白榆為葉琬愔梳妝,撇了一嘴:“還不是為著容世子的事。”

葉琬愔同容奕之間的事她和白芷兩人都知道,心底多少對他持著成見,如今見白瑾來也沒把她當回事。

而她此番前來為著容奕的事,不見也不是辦法,還不如借此說個明白。

想了想,她便帶著白榆去到前廳。她似乎等了許久,一見到葉琬愔出來她趕忙從椅子上站起來。

白瑾臉上堆著笑還帶著些著急,“覓陽郡主,您來了?”

葉琬愔過去向她打過招呼然後坐下來,也示意對方坐下吩咐下人看茶。

對方絲帕下攪動的手指沒能逃過她眼睛,喝了口茶葉琬愔才問:“不是夫人今日前來是何要事?”

對比葉琬愔的氣定神閑,白瑾倒顯得有些局促,“想必郡主也聽聞我兒近日所患的病情?”

葉琬愔擡眸掠過她,挑眉道:“略有耳聞。”

白瑾幹笑,然後直說道:“我今日來不為別的,只是想請郡主隨我去一趟容國公府看一看容奕。”

葉琬愔沒急著拒絕,同她周旋說道:“這可怎麽好?我同世子平白無故的,這貿然前往只怕讓世人看笑話。”

葉琬愔註意到她變了臉色,頓了頓又說道:“再說了我又不是大夫,世子生病了夫人該去請大夫就是了,我一不會看病,二沒有什麽靈丹妙藥,我去有什麽用?”

白瑾當即垮了臉,也生了氣,“郡主這是哪裏話?俗話說救人一命勝造七級浮屠,要不是我兒日夜喚你名字,不得已才來請了你,早知郡主如此無情難請,我怎麽會舔著個老臉到你這來?”

葉琬愔立馬嗆聲回去:“夫人飯可以亂吃,話可不能亂說,什麽叫日夜喚我名字?您這話說出來不是存心毀我清譽是什麽?”

白瑾臉色難看,吐出的話也不大好聽,“清譽?當初你落水時是容奕救的你,你怎麽不說為保清譽溺死……”

“夫人!”白榆出聲喝止,沒讓她繼續說下去,“夫人言重。”

主仆二人臉色凝重,白榆冷冷瞪著她的眼神讓白瑾緘口,自知失了禮,但又拉不下面子,一時間站在原地不動彈。

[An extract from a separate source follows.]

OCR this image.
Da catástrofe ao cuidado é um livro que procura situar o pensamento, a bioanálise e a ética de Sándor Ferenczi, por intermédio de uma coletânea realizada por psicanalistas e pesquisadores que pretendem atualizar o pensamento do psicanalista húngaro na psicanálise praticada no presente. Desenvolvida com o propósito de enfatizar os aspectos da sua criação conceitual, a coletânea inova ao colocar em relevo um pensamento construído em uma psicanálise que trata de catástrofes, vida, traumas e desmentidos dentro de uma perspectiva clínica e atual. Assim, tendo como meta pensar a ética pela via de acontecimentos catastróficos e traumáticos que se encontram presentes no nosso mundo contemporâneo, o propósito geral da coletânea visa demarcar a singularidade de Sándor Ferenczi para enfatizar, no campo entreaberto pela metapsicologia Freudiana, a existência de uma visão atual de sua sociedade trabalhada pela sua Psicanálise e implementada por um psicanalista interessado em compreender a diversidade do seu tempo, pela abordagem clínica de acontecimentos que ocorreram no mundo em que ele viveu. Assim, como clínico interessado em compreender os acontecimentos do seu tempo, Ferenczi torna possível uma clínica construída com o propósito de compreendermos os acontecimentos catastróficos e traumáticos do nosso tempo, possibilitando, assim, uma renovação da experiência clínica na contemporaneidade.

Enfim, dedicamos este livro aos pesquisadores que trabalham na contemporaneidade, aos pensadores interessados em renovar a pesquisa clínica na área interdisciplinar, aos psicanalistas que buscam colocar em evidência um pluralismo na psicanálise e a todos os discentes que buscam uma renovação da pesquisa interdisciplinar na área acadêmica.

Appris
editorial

到了最後葉琬愔實在無奈,告訴了她祁鶴所在之地,“神醫谷的人想是能救令郎,夫人與其在我這裏幹耗著,還不如去請他們來一試。”

白瑾聽了沒再說話,看了一眼她,最後說了聲謝出了長公主府。

白瑾走後,白榆啐了一口,“兒子傷了郡主也就罷了,偏生老的也來說教,真生生惡心了咱。”

她雖說話難聽了些,但也不無道理。

白芷卻私下扯了扯她袖子,眼神往暗處示意了下,白榆頓時住口。

說者無心,聽者有意,洛冉好歹是容奕給葉琬愔的,雖然現在跟了她,白芷還是怕洛冉聽了心裏不快。

洛冉倒是無心,她跟了葉琬愔便是葉琬愔的人,聽到這只當沒這回事。